We never married. We never had children. We wiled away our years growing gardens and arguing over paint colors. It took years for people to stop asking for a wedding, and years after that for them to stop asking about kids. They didn’t understand that we didn’t need any of it. No legal status or joint bank account would ever be able to adequately describe what we were to each other. There was no place for us at a PTA meeting or an early-morning weekend sports tournament. That was a beautiful life for some, but our life was ours. Maybe we were selfish, enough people certainly told us we were.
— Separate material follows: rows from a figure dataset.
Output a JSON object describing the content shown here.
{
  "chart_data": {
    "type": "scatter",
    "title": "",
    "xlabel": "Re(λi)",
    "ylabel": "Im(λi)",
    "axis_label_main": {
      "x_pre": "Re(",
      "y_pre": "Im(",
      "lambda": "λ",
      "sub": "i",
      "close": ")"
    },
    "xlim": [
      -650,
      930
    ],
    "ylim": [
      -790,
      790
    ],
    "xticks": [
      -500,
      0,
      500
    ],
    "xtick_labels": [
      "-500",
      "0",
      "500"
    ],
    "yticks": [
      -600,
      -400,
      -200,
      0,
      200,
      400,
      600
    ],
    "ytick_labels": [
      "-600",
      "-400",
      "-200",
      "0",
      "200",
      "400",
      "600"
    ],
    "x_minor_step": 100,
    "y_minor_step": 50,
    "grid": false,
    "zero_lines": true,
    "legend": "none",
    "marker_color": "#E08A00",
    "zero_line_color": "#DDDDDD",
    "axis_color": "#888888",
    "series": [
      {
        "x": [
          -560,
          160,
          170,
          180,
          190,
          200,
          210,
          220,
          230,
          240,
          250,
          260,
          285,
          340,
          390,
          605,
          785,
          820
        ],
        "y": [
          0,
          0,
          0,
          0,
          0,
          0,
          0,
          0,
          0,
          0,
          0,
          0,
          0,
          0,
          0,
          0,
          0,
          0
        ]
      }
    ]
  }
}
Maybe we were naive, many people said we’d regret it one day when there was nobody to look after us when we were old. Or maybe it was just that our happy ending was the two of us, old and gray, with friends and family to fill our days with belonging, and solace to cool our nights. We built some dreams into reality, and lost others to failure or circumstance, and whatever hardships we faced, our hands intertwined never became one. When we left this world, decades into a future we couldn’t see when you first offered me your hand, we left it minutes apart.
You kneel in the dirt to brush grass off my skirt, I smile because it feels like coming home.
I straighten your bow tie to fix the mess you’d made of it, you grin because it feels like old dreams coming true.
We walk barefoot through an eternity neither of us believed we’d ever get, we laugh because it feels like ours.